Houston: Population growth, proximity to a major port and large manufacturing and petrochemical industries all contribute to the large industrial real estate market. There has been 30.7 million square feet more space leased than vacated over the past year, the top absorption of any major market in the nation, according to CoStar research. Walmart and Macy’s are among companies that have signed big leases recently. With lower barriers to entry, Houston’s rent growth often trails the broader U.S. market, including over the past 12 months: 3.8%, compared with 11.4% nationally during a boom time. Rent growth and a 5.5% overall vacancy rate will be tested by 55 million square feet of new space coming online in late 2022 and 2023, according to CoStar.
Office
Philadelphia: Like most large cities and their suburbs, Philadelphia is digging out from the effects of the health crisis on office demand, as many companies allow remote work. Landlords have a combined 10.3% vacancy and just 0.5% rent growth in the past year, according to CoStar research. Although leasing has begun rebounding from COVID lows, volume remains 15% below the three-year average before the pandemic, according to CoStar. There has been 1.1 million more square feet vacated than leased over the past year. Towers in the city are burdened by slow population gains and a city wage tax, but expansion in the life science sector is a boost.

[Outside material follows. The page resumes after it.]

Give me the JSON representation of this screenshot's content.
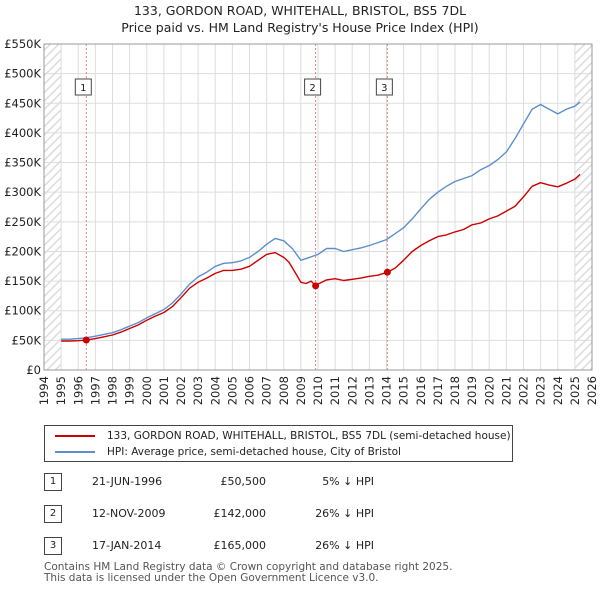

Houston: Despite some signs of recovery, the 18.9% overall vacancy is highest among major markets nationally, according to CoStar research. Another 2.5% of the supply is available for sublease. Rent growth is just 0.4% over the past year, and there is another 5.1 million square feet under construction, further testing a market that relies heavily on the oil industry. Canadian pipeline company Enbridge earlier this year subleased about 293,000 square feet of engineering and construction firm McDermott International’s space in the Energy Corridor. That is less than half the space Enbridge previously occupied in the Galleria, an example of downsizing seen in the region and throughout the country since the start of the pandemic in early 2020. McDermott shed more than half its space in the deal.
Multifamily
Philadelphia: After 12-month rent growth peaked at 10% in late 2021, it has fallen to 4.9% amid slowing demand and a wave of ongoing construction, according to CoStar research. Absorption has slowed to 3,508 units over the past year, but 4.5% vacancy remains near the all-time low. There will be an average 2,200 units completed per quarter in late 2022 and 2023, a 45% increase compared with the previous two years.
Houston: Vacancy has remained near a seven-year low at 8.5%, but 24,000 units under construction will strain demand, according to CoStar research. Rent growth has slowed to 3.6% over the past year, down from 9.4% a few quarters earlier. There have been 8,400 units absorbed in the past year, among the highest in the country, as Sun Belt markets continue to set the pace in residential growth.